Hace mucho tiempo, los habitantes de Pecherolin vivían en paz y armonía.
Si tenían hambre, recogían la fruta directamente de los árboles. Si tenían sed, bebían de los claros ríos. Eran totalmente felices.
Pero con la Catástrofe, llego la destrucción de la tierra. Cuando los Dragones masacraron a los habitantes de Pecherolin, el paraíso se prendió en llamas.
Los supervivientes huyeron a Morfugio. Era una región inhóspita y horrible: demasiado fría o caliente, estéril o selvática.
Al final, los supervivientes de Pecherolin se establecieron en el desierto de sal. Construyeron edificios de emergencia para sobrevivir a los vientos azotadores y comenzaron una nueva vida.
Sobrevivieron y se hicieron más fuertes. Igual que su asentamiento se convirtió en un pueblo, ellos se convirtieron en asmodianos.
Cuando una noche apareció un grupo de elios y pidió asilo y perdón a los supervivientes de la expedición de Deltras, los habitantes no pudieron negárselo.
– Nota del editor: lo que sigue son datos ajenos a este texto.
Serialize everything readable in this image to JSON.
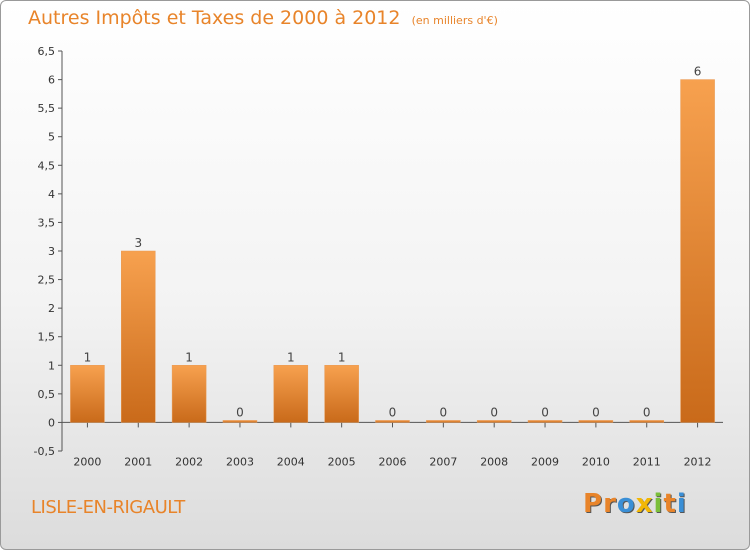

Los lamentables elios recordaron a los habitantes su propio origen como refugiados atemorizados que luchaban por sobrevivir.
Estos se ofrecieron a ocultar a los elios de las patrullas de Lord Ciquel y a ayudarlos a regresar a Elísea.
Poco después, Lord Ciquel acudió al pueblo con un regimiento de Arcontes en busca de los restantes seguidores de Deltras.
Registraron las casas de los habitantes del pueblo contra su voluntad. Sacaron a rastras a los elios de sus escondrijos y los llevaron hasta la plaza del pueblo.
Lord Ciquel, enfurecido como estaba, decidió que los traicioneros habitantes del pueblo también merecían un castigo. Cuando estaban acurrucados y muertos de miedo, Lord Ciquel levantó la mano y los transformó en vulgares Quentaris.
Desde entonces, nadie ha entrado en el poblado.
Los viajeros afirmaban que los habitantes del poblado transformados aún vivían allí, que vagaban sin rumbo, se miraban fijamente y se preguntaban qué les había ocurrido.
Un día, los Quentaris dejaron el poblado y abandonaron sus hogares a la arena y al viento.
Desde entonces, los Quentaris vagan por el Desierto de Salinto y atacan a los viajeros como las criaturas salvajes en que se convirtieron.
La sangre de los Quentaris ha robado la bondad de su vida anterior.
Un viajero contó que una vez se encontró con un Quentari en el desierto.
Cuando la bestia se le acercó, esperaba que lo despedazase y, paralizado por el miedo, se quedó mirándola.
Se quedaron de pie, cara a cara, pero cuando el viajero miró a los ojos del Quentari...
no vio hambre sin intelecto, sino tristeza infinita.
Entonces el Quentari se dio la vuelta y desapareció en el desierto.